Docker ps does list both of them as alive. Is there any other way I should check?
af8f5dccdb60 docker.elastic.co/kibana/kibana:8.3.3 "/bin/tini -- /usr/l…" 10 hours ago Up 10 hours 0.0.0.0:5601->5601/tcp, :::5601->5601/tcp cogstack-kibana
8ada1aaa9b1d docker.elastic.co/elasticsearch/elasticsearch:8.3.3 "/bin/tini -- /usr/l…" 10 hours ago Up 10 hours 0.0.0.0:9201->9200/tcp, :::9201->9200/tcp, 0.0.0.0:9301->9300/tcp, :::9301->9300/tcp, 0.0.0.0:9601->9600/tcp, :::9601->9600/tcp elasticsearch-2
a6eaf2ece6b1 docker.elastic.co/elasticsearch/elasticsearch:8.3.3 "/bin/tini -- /usr/l…" 10 hours ago Up 10 hours 0.0.0.0:9200->9200/tcp, :::9200->9200/tcp, 0.0.0.0:9300->9300/tcp, :::9300->9300/tcp, 0.0.0.0:9600->9600/tcp, :::9600->9600/tcp elasticsearch-1
d086b162d0ea postgres:14.5-alpine "docker-entrypoint.s…" 3 days ago Up 10 hours 0.0.0.0:5554->5432/tcp, :::5554->5432/tcp cogstack-samples-db
bd898788ccaf cogstacksystems/tika-service:0.5.1 "/bin/bash /app/run.…" 3 days ago Up 10 hours 0.0.0.0:8090->8090/tcp, :::8090->8090/tcp cogstack-tika-service
e9f09170a565 deploy_nifi-nginx "/docker-entrypoint.…" 3 days ago Up 10 hours 80/tcp, 0.0.0.0:8443->8443/tcp, :::8443->8443/tcp cogstack-nifi-nginx
9225e080176c cogstacksystems/cogstack-nifi:latest "../scripts/start.sh" 3 days ago Up 10 hours 8000/tcp, 8080/tcp, 10000/tcp, 10443/tcp, 0.0.0.0:8082->8443/tcp, :::8082->8443/tcp cogstack-nifi
Nope, that was it, looks good! Could you check elasticsearch-1 or 2 logs ? if they seem fine and no access or connection issues are present then delete and re-create the kibana container. The shard errors only appear if somehow the setup had more than the two clusters active at some point (which was never the case here).

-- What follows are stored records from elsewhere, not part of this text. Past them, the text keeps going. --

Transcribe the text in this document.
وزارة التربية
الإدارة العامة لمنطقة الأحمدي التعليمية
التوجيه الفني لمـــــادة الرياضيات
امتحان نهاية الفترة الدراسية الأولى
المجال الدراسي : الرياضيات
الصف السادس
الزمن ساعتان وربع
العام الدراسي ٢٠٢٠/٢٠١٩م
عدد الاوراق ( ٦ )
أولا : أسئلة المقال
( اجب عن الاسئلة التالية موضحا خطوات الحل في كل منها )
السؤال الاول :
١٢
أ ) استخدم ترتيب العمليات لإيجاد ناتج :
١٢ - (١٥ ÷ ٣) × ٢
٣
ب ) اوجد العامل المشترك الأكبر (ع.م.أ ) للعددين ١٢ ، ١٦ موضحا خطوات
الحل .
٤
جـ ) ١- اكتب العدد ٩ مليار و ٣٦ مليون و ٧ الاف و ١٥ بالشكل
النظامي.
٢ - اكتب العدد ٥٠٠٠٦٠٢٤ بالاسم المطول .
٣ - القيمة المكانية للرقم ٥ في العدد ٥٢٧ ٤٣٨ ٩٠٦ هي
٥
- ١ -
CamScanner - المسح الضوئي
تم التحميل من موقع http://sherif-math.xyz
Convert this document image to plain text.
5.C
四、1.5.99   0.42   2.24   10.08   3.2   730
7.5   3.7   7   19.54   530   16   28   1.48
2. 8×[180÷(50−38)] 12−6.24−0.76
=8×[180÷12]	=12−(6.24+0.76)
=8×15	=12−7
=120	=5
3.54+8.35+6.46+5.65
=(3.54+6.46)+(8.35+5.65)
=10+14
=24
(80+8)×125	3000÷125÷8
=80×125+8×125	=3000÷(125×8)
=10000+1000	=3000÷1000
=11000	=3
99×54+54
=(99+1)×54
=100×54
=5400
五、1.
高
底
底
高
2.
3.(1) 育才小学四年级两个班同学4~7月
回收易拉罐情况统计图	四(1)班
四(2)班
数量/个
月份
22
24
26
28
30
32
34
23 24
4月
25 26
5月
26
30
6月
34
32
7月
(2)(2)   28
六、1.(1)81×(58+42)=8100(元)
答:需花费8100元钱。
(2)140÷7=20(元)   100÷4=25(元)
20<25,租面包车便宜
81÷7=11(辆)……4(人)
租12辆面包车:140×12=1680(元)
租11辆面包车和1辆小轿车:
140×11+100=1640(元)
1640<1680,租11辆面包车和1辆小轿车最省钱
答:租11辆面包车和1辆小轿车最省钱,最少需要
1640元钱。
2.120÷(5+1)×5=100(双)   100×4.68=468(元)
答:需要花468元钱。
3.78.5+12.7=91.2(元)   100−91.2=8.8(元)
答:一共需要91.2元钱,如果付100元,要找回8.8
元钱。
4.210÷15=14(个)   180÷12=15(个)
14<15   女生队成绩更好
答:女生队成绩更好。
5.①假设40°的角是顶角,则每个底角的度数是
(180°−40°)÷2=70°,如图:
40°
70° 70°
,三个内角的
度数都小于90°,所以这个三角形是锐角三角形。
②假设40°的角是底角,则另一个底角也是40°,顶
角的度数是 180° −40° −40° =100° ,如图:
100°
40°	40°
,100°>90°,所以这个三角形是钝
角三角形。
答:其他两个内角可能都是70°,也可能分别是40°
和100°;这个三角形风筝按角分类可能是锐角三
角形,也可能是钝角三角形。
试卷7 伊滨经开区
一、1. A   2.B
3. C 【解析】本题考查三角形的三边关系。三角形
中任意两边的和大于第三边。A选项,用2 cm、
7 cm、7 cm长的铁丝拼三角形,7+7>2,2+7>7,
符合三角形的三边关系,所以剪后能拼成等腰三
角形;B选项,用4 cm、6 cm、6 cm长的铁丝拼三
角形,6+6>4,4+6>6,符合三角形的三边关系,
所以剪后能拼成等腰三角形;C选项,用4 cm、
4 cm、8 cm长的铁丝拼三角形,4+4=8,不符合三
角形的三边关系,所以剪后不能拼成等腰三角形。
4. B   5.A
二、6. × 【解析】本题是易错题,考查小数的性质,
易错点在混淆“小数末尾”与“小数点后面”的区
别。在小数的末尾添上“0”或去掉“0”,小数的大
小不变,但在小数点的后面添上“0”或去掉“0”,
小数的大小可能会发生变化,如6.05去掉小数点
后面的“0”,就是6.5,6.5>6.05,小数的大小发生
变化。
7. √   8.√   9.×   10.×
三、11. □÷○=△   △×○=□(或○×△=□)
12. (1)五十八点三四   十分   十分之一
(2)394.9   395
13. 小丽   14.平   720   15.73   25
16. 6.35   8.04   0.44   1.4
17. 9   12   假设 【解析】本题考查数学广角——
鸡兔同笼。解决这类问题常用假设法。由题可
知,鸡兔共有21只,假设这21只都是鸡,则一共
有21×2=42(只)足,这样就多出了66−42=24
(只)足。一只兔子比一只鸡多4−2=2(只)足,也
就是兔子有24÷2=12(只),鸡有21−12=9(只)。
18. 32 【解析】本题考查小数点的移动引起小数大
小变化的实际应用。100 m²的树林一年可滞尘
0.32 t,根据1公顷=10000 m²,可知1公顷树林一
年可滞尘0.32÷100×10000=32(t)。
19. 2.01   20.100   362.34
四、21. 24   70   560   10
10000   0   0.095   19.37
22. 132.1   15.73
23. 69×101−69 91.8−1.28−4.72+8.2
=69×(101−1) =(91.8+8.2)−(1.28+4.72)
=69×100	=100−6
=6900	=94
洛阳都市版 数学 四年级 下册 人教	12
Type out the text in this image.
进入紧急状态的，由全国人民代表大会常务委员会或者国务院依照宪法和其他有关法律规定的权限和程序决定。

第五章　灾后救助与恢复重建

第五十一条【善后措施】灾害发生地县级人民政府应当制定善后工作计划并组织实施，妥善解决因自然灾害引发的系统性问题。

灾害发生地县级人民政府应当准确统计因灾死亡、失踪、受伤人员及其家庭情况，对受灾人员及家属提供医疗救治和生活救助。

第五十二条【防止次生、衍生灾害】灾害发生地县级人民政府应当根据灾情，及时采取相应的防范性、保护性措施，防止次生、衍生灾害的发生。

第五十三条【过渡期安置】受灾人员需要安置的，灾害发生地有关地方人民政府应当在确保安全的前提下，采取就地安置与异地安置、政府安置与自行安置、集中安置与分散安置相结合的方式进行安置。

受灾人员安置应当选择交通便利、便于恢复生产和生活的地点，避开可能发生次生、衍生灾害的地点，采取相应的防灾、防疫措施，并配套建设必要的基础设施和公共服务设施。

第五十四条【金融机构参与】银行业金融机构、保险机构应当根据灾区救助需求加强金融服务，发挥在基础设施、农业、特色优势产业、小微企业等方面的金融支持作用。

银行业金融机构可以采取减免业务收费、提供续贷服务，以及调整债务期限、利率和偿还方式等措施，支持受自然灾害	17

Any specific logs I should be checking. /var/log doesn’t appear to have anything specific to elasticsearch:
docker exec -it 8ada1aaa9b1d /bin/bash
elasticsearch@8ada1aaa9b1d:~$ ls /var/log/
alternatives.log apt bootstrap.log btmp dpkg.log faillog lastlog wtmp
The shell’s wd is /usr/share/elasticsearch and there’s a log/gc.log, and I can’t see any errors there. Anywhere else?
I’m testing a fresh install using a new user with ID=1000, as a sanity check.
One thing I’ve noticed is that the test db has changed structure - no medical_reports_text anymore:
psql -U test -d db_samples
psql (14.5)
Type "help" for help.
db_samples=# \dt
List of relations
Schema | Name | Type | Owner
--------+------------------+-------+-------
public | annotations | table | test
public | documents | table | test
public | meta_annotations | table | test
public | nlp_models | table | test
Discovered the problem - the db dumps are managed by git lfs and aren’t necessarily retrieved by a default clone. a git lfs pull after the fact fixed this issue
Still struggling to get the elasticsearch dockers configured. What is the order of configuration scripts that I should be running and which ones should be run while the containers are running.
I just tried running bash create_es_native_certs.sh and then restarted the dockers but found that they are continually restarting, so something isn’t right.